Things need to make sense — even in magic. Logic is important. Take the “humna” (half faery and half human) in Marzipan’s stories. Faery, as we know (!) exists and vibrates at a different and higher frequency than we do, just like ultra-violet light shines at a frequency that we don’t normally see — our eyes are not built for it. We also know that there is a thing called “entrainment” that happens naturally. If you take two fine crystal glasses and set them beside each other and then gently strike one so it begins ringing, soon the other one is ringing as well. The second glass is entrained with the first because the first is active and the second was passive. (This also happens in the chakra system, but we’ll talk about the results of that another time, if I remember to do it.)
So faery vibrates at a faster (higher) frequency than we humans do. If we spend time with them in the natural world, our vibration becomes higher as well — and it gradually changes our DNA so that we become more faery ourselves. This is just natural magic. Makes sense, doesn’t it? Logical. Plausible. It especially makes sense if you consider the Japanese notion of “forest bathing” that suggest that we feel much more relaxed and healthy if we spend peaceful time in a forest. Trees. Dryads. Think about it. (Here’s another thing to write about later — the modern thing in some ethically and scientifically advanced cities is to build apartments with gardens on the roof and in large balconies — what would that do to the people who live in them?) There is much to consider on this topic, including scientific studies that show that hyperactive children who spend some time in parks or natural place become calmer and cope with life better.
The Writer’s Medicine Bag
Another useful concept about writing that I came across recently was about medicine bags and the power objects in them. (I’m sorry, I’ve forgotten where I read this — it may have been in a story or perhaps from Michael Meade.) Every medicine bag contains power objects, and together the objects contain more potency than each one alone. It’s about the way they blend together and reinforce each other. As a writer, consider this: how is your story or thesis or novel a medicine bag with the power to transform, to do magic with the reader? How is each character a power object within that collective whole? If you think of them as a tribe — who serves which function in the society? How do they work together to get where they want to go? Is there any power object in the bag that conflicts with the overall goal? Can the power objects (people, places, things, ideas) find a resolution to any conflicts they have? And how do the power objects themselves transform as they create transformation around them?

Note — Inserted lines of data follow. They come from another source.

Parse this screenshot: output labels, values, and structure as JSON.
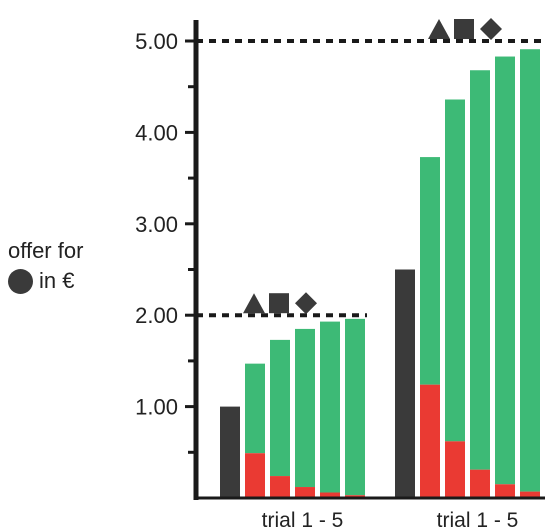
{
  "y_label": {
    "line1": "offer for",
    "line2": "in €",
    "symbol_icon": "filled-circle-icon"
  },
  "colors": {
    "baseline_bar": "#3a3a3a",
    "green": "#3dba76",
    "red": "#ea3a33",
    "axis": "#1a1a1a"
  },
  "chart_data": {
    "type": "bar",
    "title": "",
    "ylabel": "offer for ● in €",
    "ylim": [
      0,
      5.0
    ],
    "yticks": [
      "1.00",
      "2.00",
      "3.00",
      "4.00",
      "5.00"
    ],
    "stacked": true,
    "groups": [
      {
        "label": "trial 1 - 5",
        "reference_line": 2.0,
        "reference_symbols": [
          "triangle-icon",
          "square-icon",
          "diamond-icon"
        ],
        "baseline": 1.0,
        "trials": [
          {
            "trial": 1,
            "red": 0.49,
            "green": 0.98
          },
          {
            "trial": 2,
            "red": 0.24,
            "green": 1.49
          },
          {
            "trial": 3,
            "red": 0.12,
            "green": 1.73
          },
          {
            "trial": 4,
            "red": 0.06,
            "green": 1.87
          },
          {
            "trial": 5,
            "red": 0.03,
            "green": 1.93
          }
        ]
      },
      {
        "label": "trial 1 - 5",
        "reference_line": 5.0,
        "reference_symbols": [
          "triangle-icon",
          "square-icon",
          "diamond-icon"
        ],
        "baseline": 2.5,
        "trials": [
          {
            "trial": 1,
            "red": 1.24,
            "green": 2.49
          },
          {
            "trial": 2,
            "red": 0.62,
            "green": 3.74
          },
          {
            "trial": 3,
            "red": 0.31,
            "green": 4.37
          },
          {
            "trial": 4,
            "red": 0.15,
            "green": 4.68
          },
          {
            "trial": 5,
            "red": 0.07,
            "green": 4.84
          }
        ]
      }
    ]
  }
}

These questions have to be answered — at least in our own minds if not in the story. The author actually needs to understand what’s going on even if the characters are mystified.
Image. I, mage.
Transformation is vital. The other day a few people and I had a short discussion about what makes Sir Terry Pratchett’s books so awesome — and I don’t use that word lightly. To me, it’s all about transformation. The characters in the stories (mostly) grow.

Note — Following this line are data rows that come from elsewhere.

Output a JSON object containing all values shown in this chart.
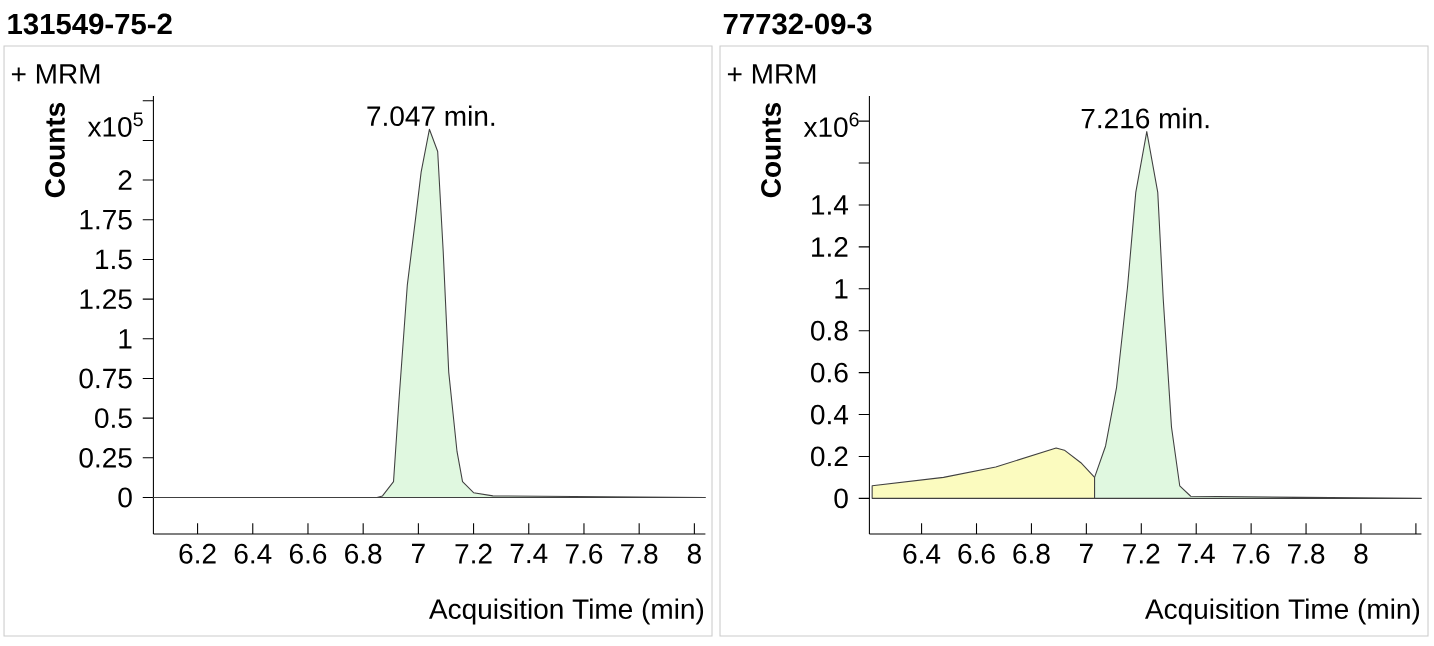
{
  "chart_data": [
    {
      "type": "area",
      "title": "131549-75-2",
      "subtitle": "+ MRM",
      "xlabel": "Acquisition Time (min)",
      "ylabel": "Counts",
      "annotations": [
        "x10$^{5}$",
        {
          "text": "7.047 min.",
          "x": 7.047,
          "y": 2.32
        }
      ],
      "xlim": [
        6.04,
        8.04
      ],
      "ylim": [
        -0.23,
        2.53
      ],
      "xticks": [
        6.2,
        6.4,
        6.6,
        6.8,
        7,
        7.2,
        7.4,
        7.6,
        7.8,
        8
      ],
      "yticks": [
        0,
        0.25,
        0.5,
        0.75,
        1,
        1.25,
        1.5,
        1.75,
        2,
        {
          "value": 2.25,
          "label": null
        },
        {
          "value": 2.5,
          "label": null
        }
      ],
      "series": [
        {
          "color": "#e0f8e0",
          "x": [
            6.04,
            6.85,
            6.87,
            6.91,
            6.93,
            6.96,
            6.99,
            7.01,
            7.04,
            7.07,
            7.09,
            7.11,
            7.14,
            7.16,
            7.2,
            7.27,
            8.04
          ],
          "values": [
            0,
            0,
            0.01,
            0.1,
            0.62,
            1.34,
            1.76,
            2.05,
            2.32,
            2.18,
            1.55,
            0.79,
            0.29,
            0.1,
            0.03,
            0.01,
            0
          ]
        }
      ]
    },
    {
      "type": "area",
      "title": "77732-09-3",
      "subtitle": "+ MRM",
      "xlabel": "Acquisition Time (min)",
      "ylabel": "Counts",
      "annotations": [
        "x10$^{6}$",
        {
          "text": "7.216 min.",
          "x": 7.216,
          "y": 1.75
        }
      ],
      "xlim": [
        6.21,
        8.22
      ],
      "ylim": [
        -0.17,
        1.92
      ],
      "xticks": [
        6.4,
        6.6,
        6.8,
        7,
        7.2,
        7.4,
        7.6,
        7.8,
        8,
        {
          "value": 8.2,
          "label": null
        }
      ],
      "yticks": [
        0,
        0.2,
        0.4,
        0.6,
        0.8,
        1,
        1.2,
        1.4,
        {
          "value": 1.6,
          "label": null
        },
        {
          "value": 1.8,
          "label": null
        }
      ],
      "series": [
        {
          "color": "#fbfbbf",
          "x": [
            6.22,
            6.48,
            6.67,
            6.89,
            6.92,
            6.98,
            7.03
          ],
          "values": [
            0.06,
            0.1,
            0.15,
            0.24,
            0.23,
            0.17,
            0.1
          ]
        },
        {
          "color": "#e0f8e0",
          "x": [
            7.03,
            7.07,
            7.11,
            7.15,
            7.18,
            7.22,
            7.26,
            7.28,
            7.31,
            7.34,
            7.38,
            8.22
          ],
          "values": [
            0.1,
            0.25,
            0.53,
            1.01,
            1.46,
            1.75,
            1.46,
            0.95,
            0.34,
            0.06,
            0.01,
            0
          ]
        }
      ]
    }
  ]
}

This made me think a lot about what a “better person” is and why it’s important to be one — and a TON of stuff about writing and a writer’s responsibility to the rest of the world, especially when things are such a mess as they are now. Part of Sir Terry Pratchett’s brilliance is that he showed us a path without ever “teaching” or “preaching” but by a sort of osmosis. I suspect he hoped we’d be smart enough to figure it out for ourselves, which is really the only way to truly learn something.
What is the Path that we, as writers, are showing? Do we know? Are we, as ordinary magical people following it ourselves? If not, if we aren’t constantly testing it, how can we expect others to believe in or understand it? How will the story make sense without magical logic? And I suspect that this may be what is at the core of “magical realism” — what do you think about it?